Dr. Yu Zhang was trained as a Mechanical Engineer. She received her PhD degree from the Department of Mechanical and Nuclear Engineering at Virginia Commonwealth University in April 2023. Her expertise is in indoor air pollutants control. She fabricated photocatalytic metal-organic framework (MOF) coated electret which can simultaneously remove particulate matters (PMs), volatile organic compounds (VOCs), and bioaerosol.
Mr. Genhui Jing is a PhD student in the Department of Mechanical and Nuclear Engineering at Virginia Commonwealth University. He received his master’s degree from the College of Chemistry & Chemical Engineering, Xi’an Shiyou University. He is studying nanoparticle removal by air and liquid filtration.
Dr. Peng Wang was trained as a Mechanical Engineer. He received his PhD degree from the Department of Mechanical and Nuclear Engineering at Virginia Commonwealth University in August 2021. His expertise is in experimental and numerical study of air filtration.

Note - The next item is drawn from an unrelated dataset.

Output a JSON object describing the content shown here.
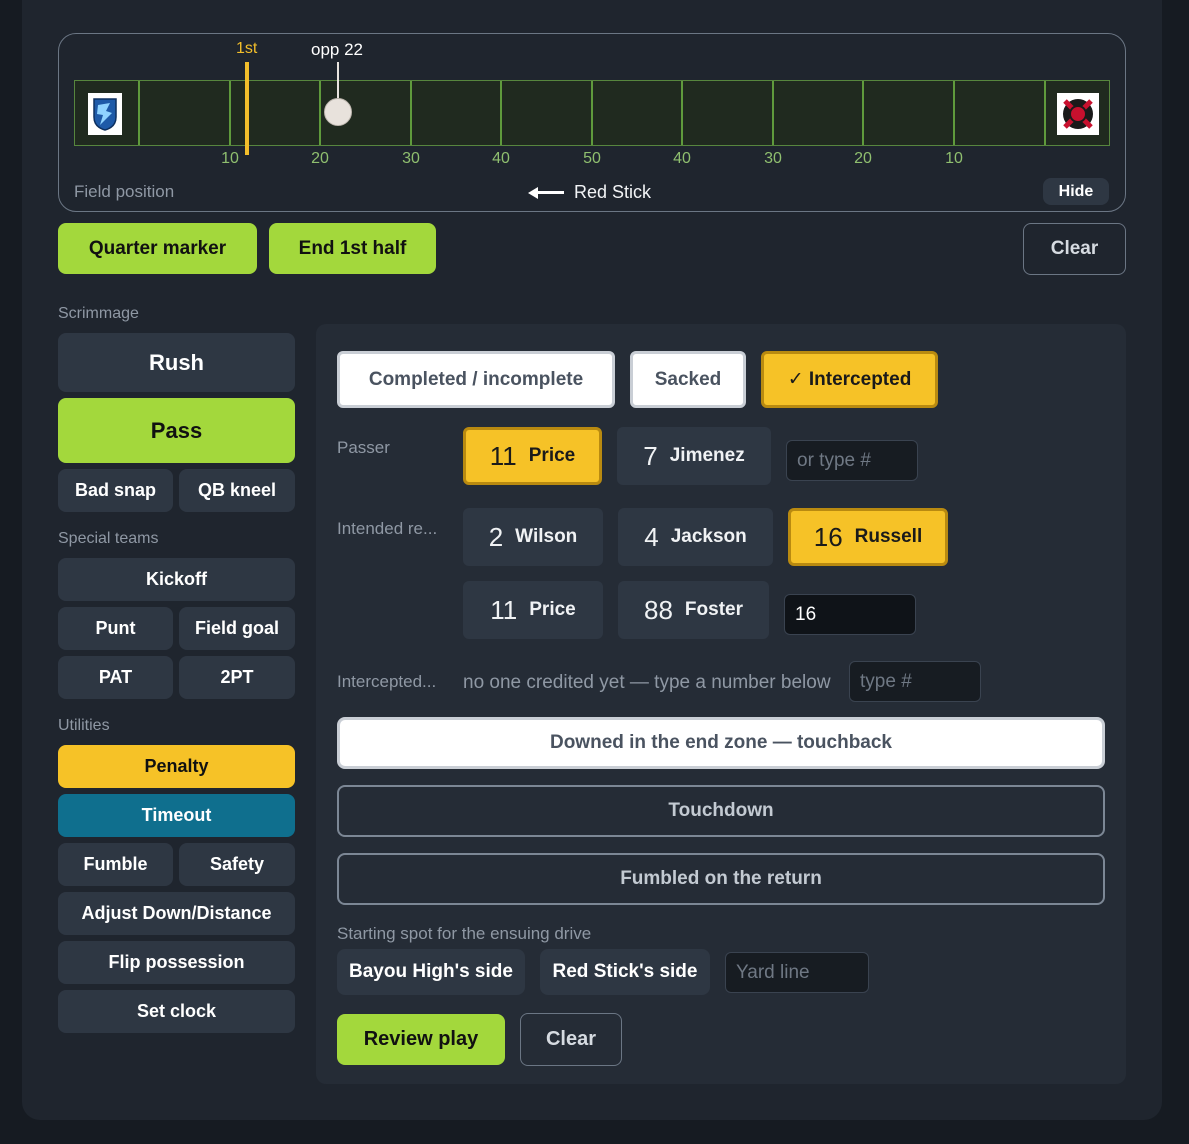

Prof. Daren-Chen is a Professor and Floyd D. Gottwald, Sr. Chair in the Department of Mechanical and Nuclear Engineering at Virginia Commonwealth University. He is the inventor of many aerosol generation and measurement instruments, including electrospray monodisperse particle generator, nanometer differential mobility analyzer, personal nanoparticle monitors, continuous gene transfection and many other particle processing tools. He was honored with the Sheldon K. Friedlander Award (1997), Smoluchowski Award (2002), Kenneth Whitby Award (2005) and Benjamin Liu Award (2012) for his significant contributions to nanoparticle instrumentation and experimental techniques.